Ética Intercultural em Informação
Pode-se dizer que o sentido mais universal da ética em informação está ligado ao fato de
que os conteúdos informacionais são substratos para a conformação de visões de mundo, gostos e
formas de consciência que incidem na política, no cotidiano e na vida das pessoas. Essa relação
complexa e em movimento configura o que González de Gomez (2012) conceituou como regime
de informação. Trata-se de um tipo particular de organizar a informação que objetiva-se em
políticas públicas, visões de mundo, teorias científicas, etc.
modo informacional dominante em uma formação social, o qual define quem são
os sujeitos, as organizações, as regras e as autoridades informacionais e quais os
meios e os recursos preferenciais de informação, os padrões de excelência e os
modelos de sua organização, interação e distribuição, enquanto vigentes em certo
tempo, lugar e circunstância (GONZALEZ DE GOMEZ, 2012, p.4).
CAPURRO (2010), idealizador da EII, informa que este aspecto ético não deve ser pensado
no sentido de uma generalidade abstrata, mas no sentido de uma construção, orientada por
prudência e responsabilidade que, por sua vez, nos remete a uma ideia de reciprocidade e obrigação
mútua. Trata-se de formular argumentos que se expressem como imperativos éticos e que possam
influenciar condutas. O autor uruguaio nega os parâmetros únicos e fixos para definir a moralidade
das ações, ao mesmo tempo em que afirma que, é na impregnância da prática e de sua análise, ou
seja na práxis, que pode-se formular argumentos ético-políticos para o campo informacional
(SCHNEIDER, 2016).
A proposta de Rafel Capurro nega o aspecto dogmático dos códigos genéricos de ética,
permitindo a elaboração de interpretações particulares das consequências práticas da atuação
humana. Deste modo, busca-se evitar tanto as condutas universais que se tornam hegemônicas, e
são produzidas e emanadas por centros colonizadores e imperialistas, quanto o seu oposto, o
relativismo moral que aparece sob o véu da diversidade e do pluralismo das culturas particulares
(SCHNEIDER, 2016).
Nesse sentido, exige-se uma interpretação constante do como e do quando esses princípios
devem ser colocados em prática. Pelo aspecto diverso e “problemático” da ética, os códigos são
sempre temporários, e devem ser construídos a partir de argumentações exaustivas, que, por sua
vez, negam o consenso artificial das do “decision making” (CAPURRO, 2010)
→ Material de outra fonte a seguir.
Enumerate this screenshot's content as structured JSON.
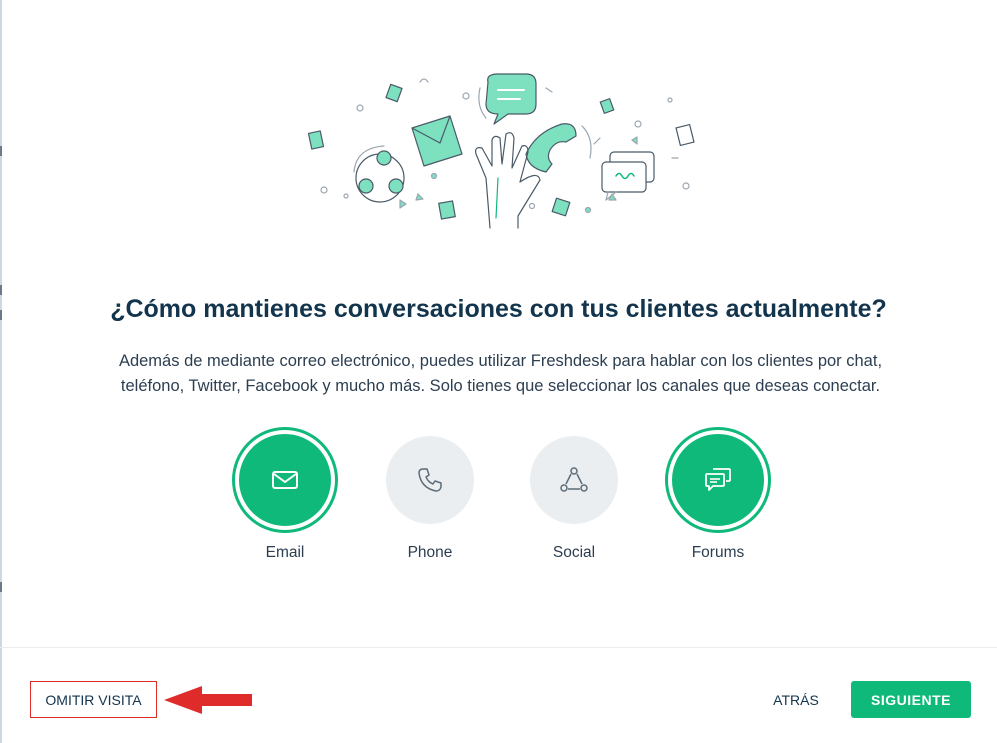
{
  "heading": {
    "title": "¿Cómo mantienes conversaciones con tus clientes actualmente?",
    "description": "Además de mediante correo electrónico, puedes utilizar Freshdesk para hablar con los clientes por chat, teléfono, Twitter, Facebook y mucho más. Solo tienes que seleccionar los canales que deseas conectar."
  },
  "channels": [
    {
      "label": "Email",
      "icon": "envelope-icon",
      "selected": true
    },
    {
      "label": "Phone",
      "icon": "phone-icon",
      "selected": false
    },
    {
      "label": "Social",
      "icon": "social-network-icon",
      "selected": false
    },
    {
      "label": "Forums",
      "icon": "forums-icon",
      "selected": true
    }
  ],
  "footer": {
    "skip_label": "OMITIR VISITA",
    "back_label": "ATRÁS",
    "next_label": "SIGUIENTE"
  },
  "colors": {
    "accent": "#0fb97a",
    "annotation": "#e02b2b",
    "unselected_bg": "#ebeef0",
    "text": "#12344d"
  }
}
Capurro (2010) chama a atenção para a forma prudente com que deve ser tratado o tema,
uma vez que esses princípios podem tanto promover condutas de novo tipo, quanto provocar
estados de auto-complacência que ocultam condutas irresponsáveis, desviando a atenção dos
problemas essenciais e concentrando-os em questões de menor importância. A prudência delimita
o anti-critério de que “tudo está permitido”, nos fazendo conscientes de situações ambivalentes,
evitando a busca por soluções simplistas.
Através desse movimento, espera-se definir pressupostos em uma dimensão interativa com
a vida social que sejam, ao mesmo tempo, universais, porém não genéricos, e que contemplem a
diversidade, porém não relativize as particularidades culturais que não se ancorem no bem comum.
O objetivo é colaborar com a construção de visões de mundo e opções de vida que sejam
acolhedoras com as culturas, e também com aqueles que estão marginalizados e esquecidos,
tomando uma posição crítica a respeito da destruição em voga.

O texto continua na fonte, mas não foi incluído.